Les Meitei représentent la plus grande tribu d’Imphal et la plupart des membres de la MCC sont donc des Meitei. Mais beaucoup proviennent aussi d’autres tribus. Ces membres s’occupent d’un projet qui instaure de nouveaux espaces d’échanges collectifs et d’actions communes tout en encourageant des activités bien différentes de celles mises en place par les militants pour les droits de l’homme. Ces espaces permettent de faire prendre conscience aux participants des problèmes tels que les dangers du réchauffement climatique et on leur y rappelle également l’importance des transports publics et de l’organisation urbaine. Et c’est peut-être précisément ce dont le Manipur a besoin : de nouvelles idées pour repenser une société qui, depuis les soixante dernières années, est sujette à la guerre et à l’occupation militaire. Il est tout particulièrement important pour les plus jeunes générations de rechercher d’autres manières de communiquer avec autrui dans leur communauté et de trouver des solutions novatrices qui répondront à leurs problèmes quotidiens. La MCC introduit des idées tout à fait nouvelles sources d’inspiration pour de nombreux jeunes Manipuri qui n’avaient jamais montré jusqu’à présent le moindre intérêt pour rejoindre des mouvements sociaux ou pour la protection de l’environnement. L’utilisation par la MCC des réseaux sociaux d’Internet, tels Facebook, pour assurer la promotion des activités de l’association a aussi été primordiale pour rassurer et encourager les jeunes à travailler ensembles.

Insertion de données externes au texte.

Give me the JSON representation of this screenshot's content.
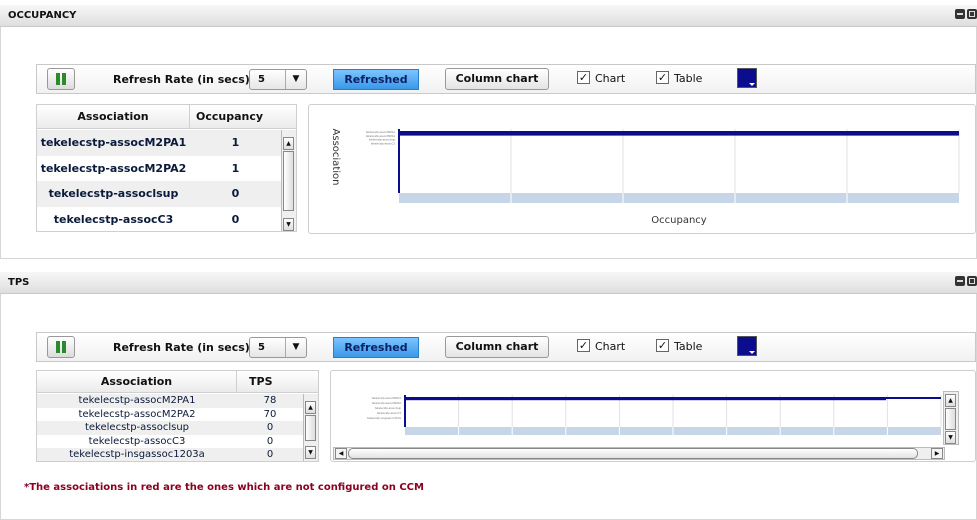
{
  "occupancy": {
    "title": "OCCUPANCY",
    "toolbar": {
      "refresh_label": "Refresh Rate (in secs)",
      "refresh_value": "5",
      "refreshed_label": "Refreshed",
      "column_chart_label": "Column chart",
      "chart_label": "Chart",
      "table_label": "Table",
      "chart_checked": true,
      "table_checked": true,
      "color": "#0c0c8e"
    },
    "columns": [
      "Association",
      "Occupancy"
    ],
    "rows": [
      {
        "association": "tekelecstp-assocM2PA1",
        "value": "1"
      },
      {
        "association": "tekelecstp-assocM2PA2",
        "value": "1"
      },
      {
        "association": "tekelecstp-assoclsup",
        "value": "0"
      },
      {
        "association": "tekelecstp-assocC3",
        "value": "0"
      }
    ],
    "chart_data": {
      "type": "bar",
      "orientation": "horizontal",
      "title": "",
      "xlabel": "Occupancy",
      "ylabel": "Association",
      "categories": [
        "tekelecstp-assocM2PA1",
        "tekelecstp-assocM2PA2",
        "tekelecstp-assoclsup",
        "tekelecstp-assocC3"
      ],
      "values": [
        1,
        1,
        0,
        0
      ],
      "color": "#0c0c8e",
      "grid": true
    }
  },
  "tps": {
    "title": "TPS",
    "toolbar": {
      "refresh_label": "Refresh Rate (in secs)",
      "refresh_value": "5",
      "refreshed_label": "Refreshed",
      "column_chart_label": "Column chart",
      "chart_label": "Chart",
      "table_label": "Table",
      "chart_checked": true,
      "table_checked": true,
      "color": "#0c0c8e"
    },
    "columns": [
      "Association",
      "TPS"
    ],
    "rows": [
      {
        "association": "tekelecstp-assocM2PA1",
        "value": "78"
      },
      {
        "association": "tekelecstp-assocM2PA2",
        "value": "70"
      },
      {
        "association": "tekelecstp-assoclsup",
        "value": "0"
      },
      {
        "association": "tekelecstp-assocC3",
        "value": "0"
      },
      {
        "association": "tekelecstp-insgassoc1203a",
        "value": "0"
      }
    ],
    "chart_data": {
      "type": "bar",
      "orientation": "horizontal",
      "title": "",
      "xlabel": "",
      "ylabel": "",
      "categories": [
        "tekelecstp-assocM2PA1",
        "tekelecstp-assocM2PA2",
        "tekelecstp-assoclsup",
        "tekelecstp-assocC3",
        "tekelecstp-insgassoc1203a"
      ],
      "values": [
        78,
        70,
        0,
        0,
        0
      ],
      "color": "#0c0c8e",
      "grid": true
    }
  },
  "footnote": "*The associations in red are the ones which are not configured on CCM"
}
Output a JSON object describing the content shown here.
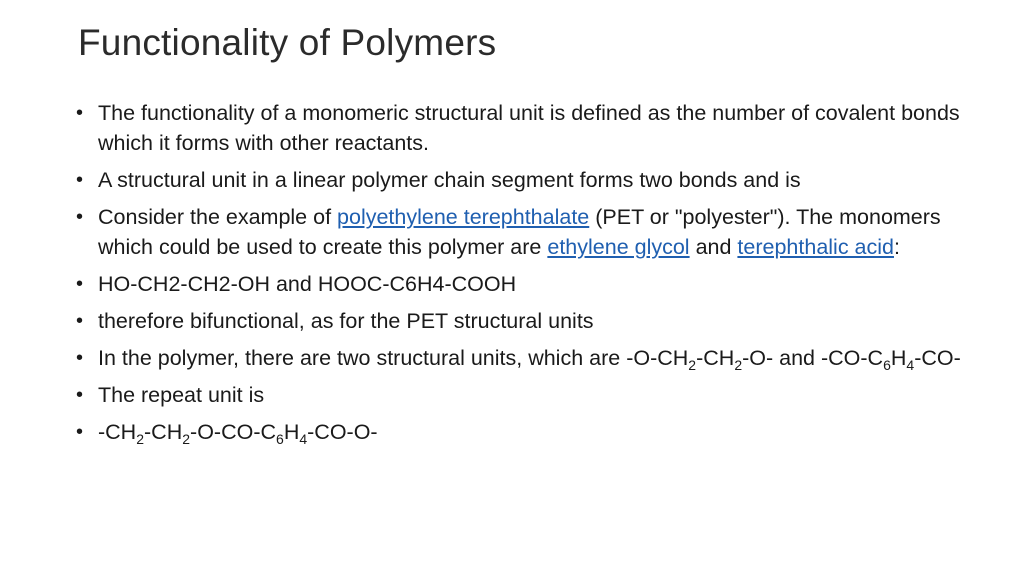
{
  "title": "Functionality of Polymers",
  "bullet_glyph": "•",
  "bullets": {
    "b1": {
      "text": "The functionality of a monomeric structural unit is defined as the number of covalent bonds which it forms with other reactants."
    },
    "b2": {
      "text": "A structural unit in a linear polymer chain segment forms two bonds and is"
    },
    "b3": {
      "t1": "Consider the example of ",
      "link1": "polyethylene terephthalate",
      "t2": " (PET or \"polyester\"). The monomers which could be used to create this polymer are ",
      "link2": "ethylene glycol",
      "t3": " and ",
      "link3": "terephthalic acid",
      "t4": ":"
    },
    "b4": {
      "text": "HO-CH2-CH2-OH and HOOC-C6H4-COOH"
    },
    "b5": {
      "text": "therefore bifunctional, as for the PET structural units"
    },
    "b6": {
      "t1": "In the polymer, there are two structural units, which are -O-CH",
      "s1": "2",
      "t2": "-CH",
      "s2": "2",
      "t3": "-O- and -CO-C",
      "s3": "6",
      "t4": "H",
      "s4": "4",
      "t5": "-CO-"
    },
    "b7": {
      "text": "The repeat unit is"
    },
    "b8": {
      "t1": "-CH",
      "s1": "2",
      "t2": "-CH",
      "s2": "2",
      "t3": "-O-CO-C",
      "s3": "6",
      "t4": "H",
      "s4": "4",
      "t5": "-CO-O-"
    }
  },
  "colors": {
    "text": "#1a1a1a",
    "title": "#2b2b2b",
    "link": "#1f5fb0",
    "background": "#ffffff"
  }
}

Bien que nouvelle, cette initiative rejoint les luttes plus anciennes pour les droits de l’homme et celles des mouvements sociaux qui manifestent contre les projets « développementalistes » et l’instauration de barrages au Manipur. Les fondateurs de la MCC se sont engagés à protéger les ressources naturelles et le droit à disposer d’eux-mêmes des groupes indigènes. Après avoir travaillé activement pendant plus de 9 ans sur les problèmes auxquels font face les indigènes (4), ils ont trouvé que l’organisation d’activités qui feraient prendre conscience aux citadins des dangers de la pollution était nécessaire. Et ils désiraient surtout encourager des solutions nouvelles pour lutter contre le chaos urbain qu’est le centre-ville d’Imphal, noyé dans un embouteillage permanent.

Imphal et les bicyclettes

Le recensement indien de 2001 indique qu’environ 80 % de la population totale du Manipur vit à Imphal, une ville qui ne couvre pas plus de 10 % du territoire total de cet État. Cette forte densité de population, combinée à un nombre croissant de véhicules à moteur et au cruel manque de politiques dans le domaine social et de l’environnement, a fait prendre conscience à nombre d’habitants qu’il est nécessaire de trouver des initiatives et des solutions différentes et durables et ce, rapidement. Les artères principales pourraient avoir, par exemple, leurs propres pistes cyclables, ou on pourrait encore instaurer des zones vertes où l’accès des véhicules serait restreint.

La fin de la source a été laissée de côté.